(bc.sas.upenn.edu) Our analysis of the US-Georgia relationship has a number of implications for internationalrelations scholarship in general, and the new hierarchy studies in particular. Tbilisi’s accumulation of symbolic and social capital led Washington to overvalue Georgia’s strategic importance and downplay the risk of US entrapment into a peripheral conflict. This suggests that international-relations scholars sometimes overemphasize “objective” sources of credibility—such as regime type—at the expense of (rarely examined) interpersonal and interagency relations shape assessments of credibility in international politics. Indeed, US-Georgian relations provide a compelling case for this claim precisely because hindsight makes clear that key US and Georgian officials placed too much trust in Georgian officials and that Georgian officials believed Washington would take a harder line on their behalf.

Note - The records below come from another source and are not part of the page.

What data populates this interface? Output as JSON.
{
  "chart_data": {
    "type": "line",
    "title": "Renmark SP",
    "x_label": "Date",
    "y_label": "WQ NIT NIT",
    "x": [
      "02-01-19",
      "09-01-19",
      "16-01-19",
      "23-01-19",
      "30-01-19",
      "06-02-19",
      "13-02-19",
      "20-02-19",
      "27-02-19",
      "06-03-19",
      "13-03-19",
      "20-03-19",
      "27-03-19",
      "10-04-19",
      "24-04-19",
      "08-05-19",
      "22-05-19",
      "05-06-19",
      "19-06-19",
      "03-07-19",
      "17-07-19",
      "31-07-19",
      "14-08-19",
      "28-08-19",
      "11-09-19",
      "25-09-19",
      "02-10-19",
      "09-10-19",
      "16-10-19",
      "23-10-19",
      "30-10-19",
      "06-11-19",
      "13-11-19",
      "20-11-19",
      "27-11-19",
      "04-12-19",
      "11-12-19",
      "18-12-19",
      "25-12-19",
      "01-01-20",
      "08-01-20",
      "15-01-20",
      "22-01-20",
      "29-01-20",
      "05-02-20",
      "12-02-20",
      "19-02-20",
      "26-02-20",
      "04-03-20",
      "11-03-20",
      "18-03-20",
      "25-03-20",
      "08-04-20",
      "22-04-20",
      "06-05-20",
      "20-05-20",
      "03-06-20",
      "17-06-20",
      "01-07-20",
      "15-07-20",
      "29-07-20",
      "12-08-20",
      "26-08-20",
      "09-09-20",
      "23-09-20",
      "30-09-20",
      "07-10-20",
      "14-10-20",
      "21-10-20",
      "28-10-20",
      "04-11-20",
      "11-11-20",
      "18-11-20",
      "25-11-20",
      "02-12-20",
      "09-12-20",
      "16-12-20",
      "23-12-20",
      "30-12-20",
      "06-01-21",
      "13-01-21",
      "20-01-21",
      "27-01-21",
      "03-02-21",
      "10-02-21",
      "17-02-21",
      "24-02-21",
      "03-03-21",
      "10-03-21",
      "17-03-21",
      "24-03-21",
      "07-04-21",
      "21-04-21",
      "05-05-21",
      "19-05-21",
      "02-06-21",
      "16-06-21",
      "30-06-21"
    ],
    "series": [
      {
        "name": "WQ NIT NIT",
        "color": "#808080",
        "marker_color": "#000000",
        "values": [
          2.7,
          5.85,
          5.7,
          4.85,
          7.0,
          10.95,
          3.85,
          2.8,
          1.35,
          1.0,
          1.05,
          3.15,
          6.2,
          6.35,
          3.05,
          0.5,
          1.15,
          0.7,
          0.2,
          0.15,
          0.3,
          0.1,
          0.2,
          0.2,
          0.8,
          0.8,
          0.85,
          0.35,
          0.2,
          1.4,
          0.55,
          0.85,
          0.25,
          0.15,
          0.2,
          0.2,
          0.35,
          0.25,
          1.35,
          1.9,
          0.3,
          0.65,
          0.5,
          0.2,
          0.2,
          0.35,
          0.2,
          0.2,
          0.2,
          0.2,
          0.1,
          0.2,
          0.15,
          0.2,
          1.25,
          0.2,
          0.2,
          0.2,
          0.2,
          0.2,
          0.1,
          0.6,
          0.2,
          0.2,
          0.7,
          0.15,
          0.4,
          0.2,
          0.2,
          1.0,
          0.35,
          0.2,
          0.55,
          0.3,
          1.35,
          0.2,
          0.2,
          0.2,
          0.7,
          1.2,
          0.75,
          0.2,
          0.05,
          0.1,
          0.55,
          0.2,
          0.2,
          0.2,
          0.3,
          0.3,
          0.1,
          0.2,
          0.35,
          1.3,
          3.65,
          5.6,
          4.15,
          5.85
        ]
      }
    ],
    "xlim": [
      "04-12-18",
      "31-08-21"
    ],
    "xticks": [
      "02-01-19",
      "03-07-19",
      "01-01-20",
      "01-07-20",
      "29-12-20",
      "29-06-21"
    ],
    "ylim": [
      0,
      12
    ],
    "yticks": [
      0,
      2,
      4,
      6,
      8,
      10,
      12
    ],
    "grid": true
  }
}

Our study suggests that work on hierarchy needs to move further away from state-centrism and the structure of relational governance among states toward analyzing the character of relations among sub-state actors, including regimes and individuals. It provides additional evidence that the dynamics of asymmetric relationships are far more complicated than simply the degree to which weaker states accept the legitimate domination of stronger ones. Leaders of subordinate states, for example, have proven capable of deploying the very basis of that authoritative relationship to influence the policies of great powers.108 We hope, furthermore, that this study advances attempts to recognize the strategic dimensions of symbolic politics and recover a
broader understanding of power politics.